Are we to conclude that hypocrisy of this magnitude is inherent to lifestyle activism and angsty privileged anarchists like myself? (Or is that another article...)
Do we simply sigh, “Science: Can’t live with it, can’t live without it.” Or more accurately “Science: we can’t live with it, I can’t live without it.”
Or is the conclusion more personal? Is it that I fear and distrust the things I am forced to depend on—hence I dislike Science—and I would rather distract myself with 101 Uses for a Busted Bicycle Tube than acknowledge my own powerlessness and denial?
Or maybe, dear reader, the conclusion is that my attempt to “use what I got” is the real bad science. The idea that life can be distilled into a slogan (or many slogans) is the worst hypothesis. There are no proofs or formulas or truths for this. Not everything can be described as cause and effect, a constant or a variable, a hypothesis, then experiment, then result.
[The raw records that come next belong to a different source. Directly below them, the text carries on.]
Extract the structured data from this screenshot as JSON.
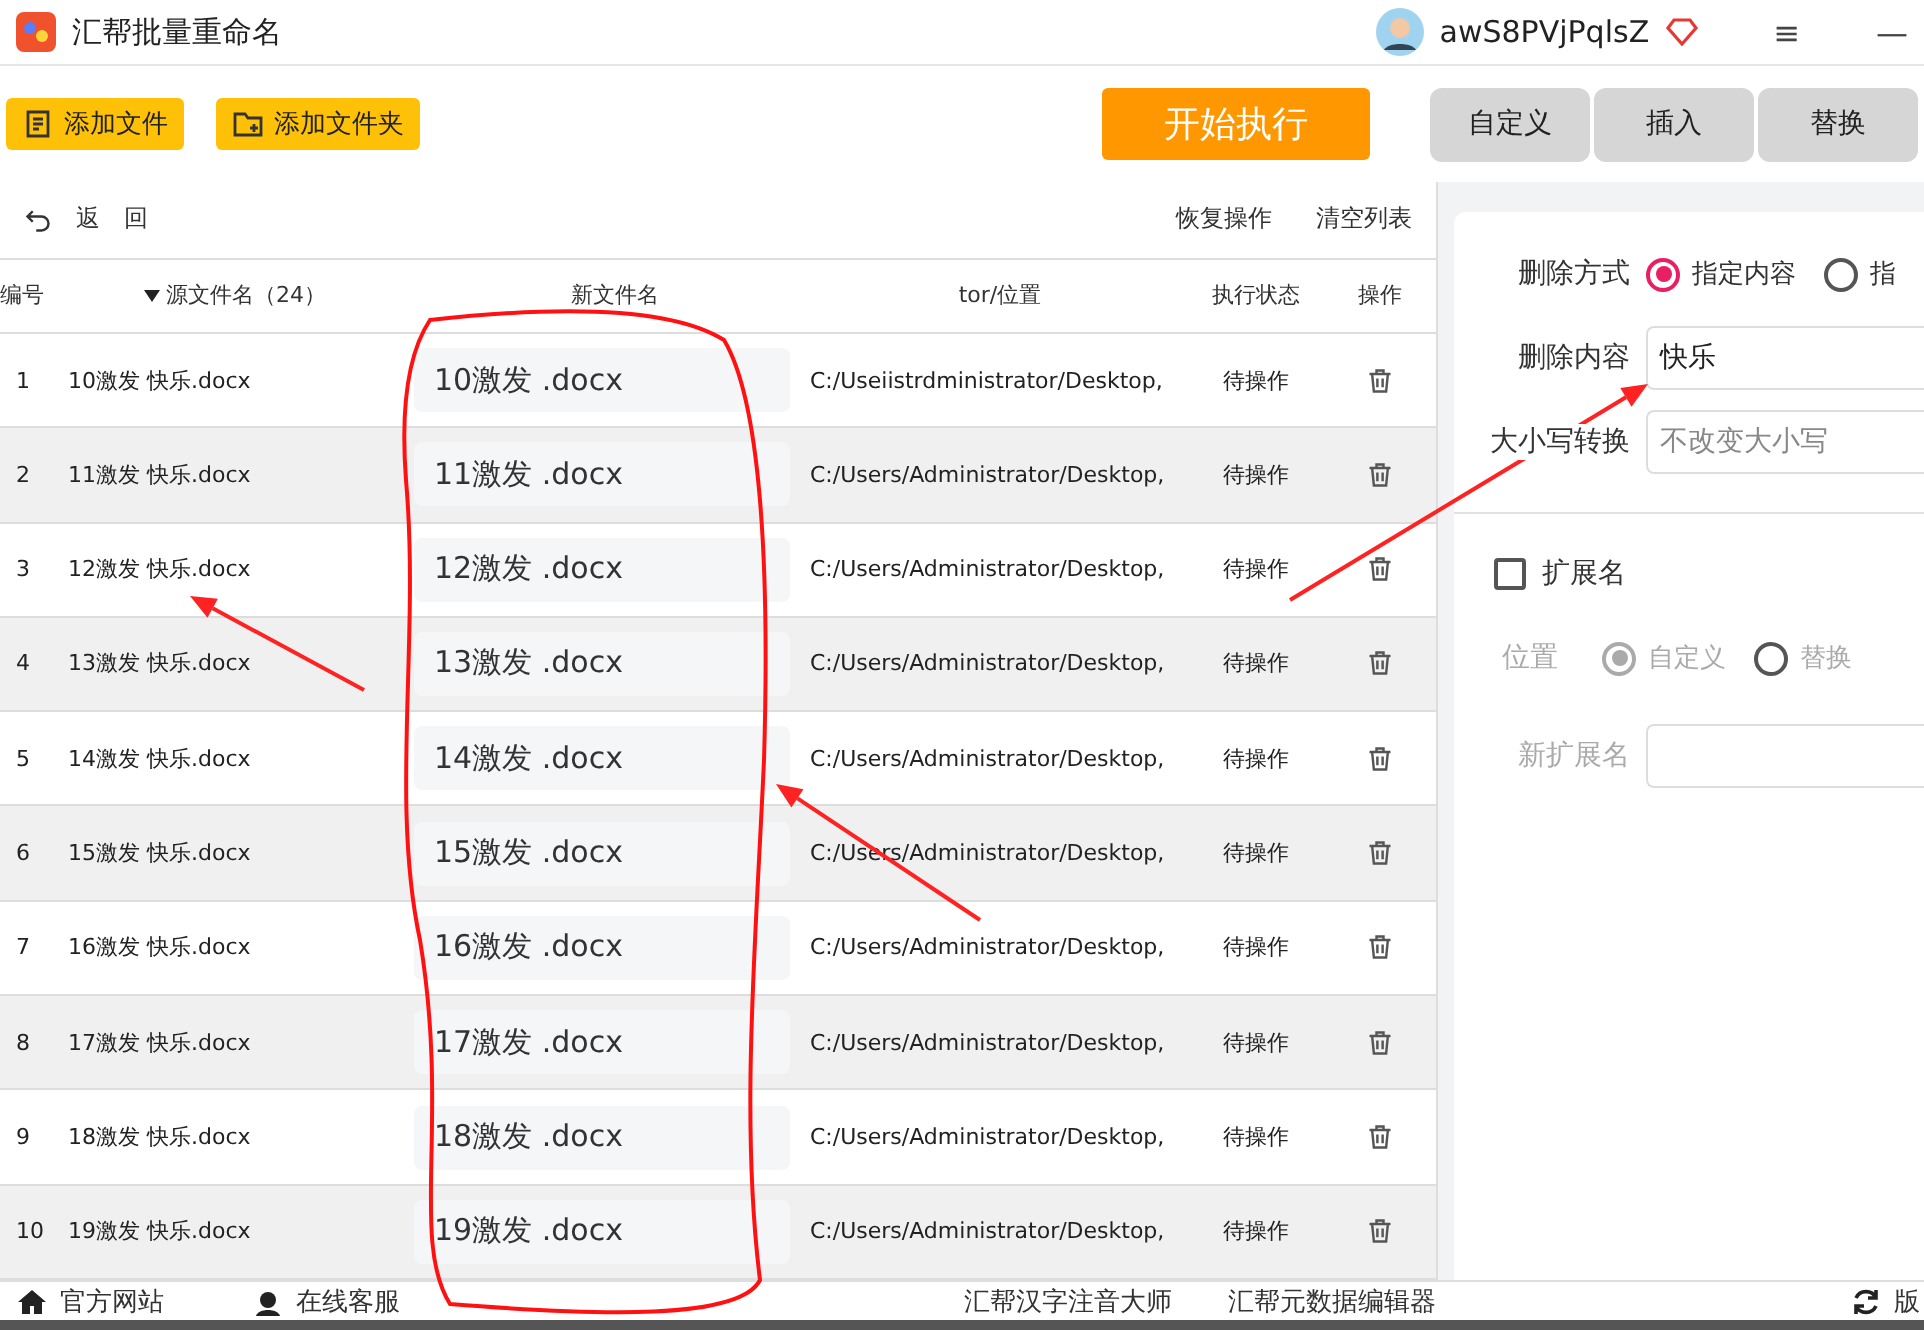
{
  "window": {
    "title": "汇帮批量重命名",
    "user": "awS8PVjPqlsZ",
    "menu_glyph": "≡",
    "minimize_glyph": "—"
  },
  "toolbar": {
    "add_buttons": [
      "添加文件",
      "添加文件夹"
    ],
    "start": "开始执行",
    "mode_tabs": [
      {
        "label": "自定义"
      },
      {
        "label": "插入"
      },
      {
        "label": "替换"
      }
    ]
  },
  "list_actions": {
    "back": [
      "返",
      "回"
    ],
    "right": [
      "恢复操作",
      "清空列表"
    ]
  },
  "table": {
    "columns": [
      "编号",
      "源文件名（24）",
      "新文件名",
      "tor/位置",
      "执行状态",
      "操作"
    ],
    "rows": [
      {
        "index": "1",
        "source": "10激发 快乐.docx",
        "new_name": "10激发 .docx",
        "path": "C:/Useiistrdministrator/Desktop,",
        "status": "待操作"
      },
      {
        "index": "2",
        "source": "11激发 快乐.docx",
        "new_name": "11激发 .docx",
        "path": "C:/Users/Administrator/Desktop,",
        "status": "待操作"
      },
      {
        "index": "3",
        "source": "12激发 快乐.docx",
        "new_name": "12激发 .docx",
        "path": "C:/Users/Administrator/Desktop,",
        "status": "待操作"
      },
      {
        "index": "4",
        "source": "13激发 快乐.docx",
        "new_name": "13激发 .docx",
        "path": "C:/Users/Administrator/Desktop,",
        "status": "待操作"
      },
      {
        "index": "5",
        "source": "14激发 快乐.docx",
        "new_name": "14激发 .docx",
        "path": "C:/Users/Administrator/Desktop,",
        "status": "待操作"
      },
      {
        "index": "6",
        "source": "15激发 快乐.docx",
        "new_name": "15激发 .docx",
        "path": "C:/Users/Administrator/Desktop,",
        "status": "待操作"
      },
      {
        "index": "7",
        "source": "16激发 快乐.docx",
        "new_name": "16激发 .docx",
        "path": "C:/Users/Administrator/Desktop,",
        "status": "待操作"
      },
      {
        "index": "8",
        "source": "17激发 快乐.docx",
        "new_name": "17激发 .docx",
        "path": "C:/Users/Administrator/Desktop,",
        "status": "待操作"
      },
      {
        "index": "9",
        "source": "18激发 快乐.docx",
        "new_name": "18激发 .docx",
        "path": "C:/Users/Administrator/Desktop,",
        "status": "待操作"
      },
      {
        "index": "10",
        "source": "19激发 快乐.docx",
        "new_name": "19激发 .docx",
        "path": "C:/Users/Administrator/Desktop,",
        "status": "待操作"
      }
    ]
  },
  "settings": {
    "delete_mode": {
      "label": "删除方式",
      "options": [
        {
          "label": "指定内容",
          "selected": true
        },
        {
          "label": "指",
          "selected": false
        }
      ]
    },
    "delete_content": {
      "label": "删除内容",
      "value": "快乐"
    },
    "case": {
      "label": "大小写转换",
      "placeholder": "不改变大小写"
    },
    "extension": {
      "label": "扩展名",
      "checked": false
    },
    "position": {
      "label": "位置",
      "disabled": true,
      "options": [
        {
          "label": "自定义",
          "selected": true
        },
        {
          "label": "替换",
          "selected": false
        }
      ]
    },
    "new_extension": {
      "label": "新扩展名",
      "disabled": true
    }
  },
  "footer": {
    "left": [
      "官方网站",
      "在线客服"
    ],
    "center": [
      "汇帮汉字注音大师",
      "汇帮元数据编辑器"
    ],
    "right": "版"
  }
}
Maybe it’s Science that taught me I should have no variables or unknowns in my life, that I should adhere to a consistent process, that I should isolate all the parts until the original whole doesn’t make sense anyone. The same Science that objectifies people by making them subjects, creates poisons first and antidotes later, and just won’t accept belief without proof. The Science that told this little girl it would cure diabetes. The Science that promised to take care of us all. Yup. That’s the one. So fuck you, Science. Take your desire for more, your race for progress, your future plans and your fucking islet cell transplants and shove ‘em.
Sure, we conclude that I am grotesquely reliant on Science—its most wasteful, unequal, capitalist aspects. But just as my body cannot support itself, the systems that support me now are unsustainable on the most global scale. AND I want to know and honor that reality every day. I don’t want to ignore it or justify it away. I don’t want to break it down, compartmentalize it or dilute it. I don’t want to desire something different, something bigger, better, easier, stronger or more. I want to know that this world--with all the problems and sometimes even-more disastrous solutions--and this body---with this fucking disease--is what I got. And I want to honestly and truly use it.
Or maybe the point of the article is just that I wanted to talk about my diabetes. Seriously, LVN you could pick any topic and Mac would turn it into a rant about diabetes.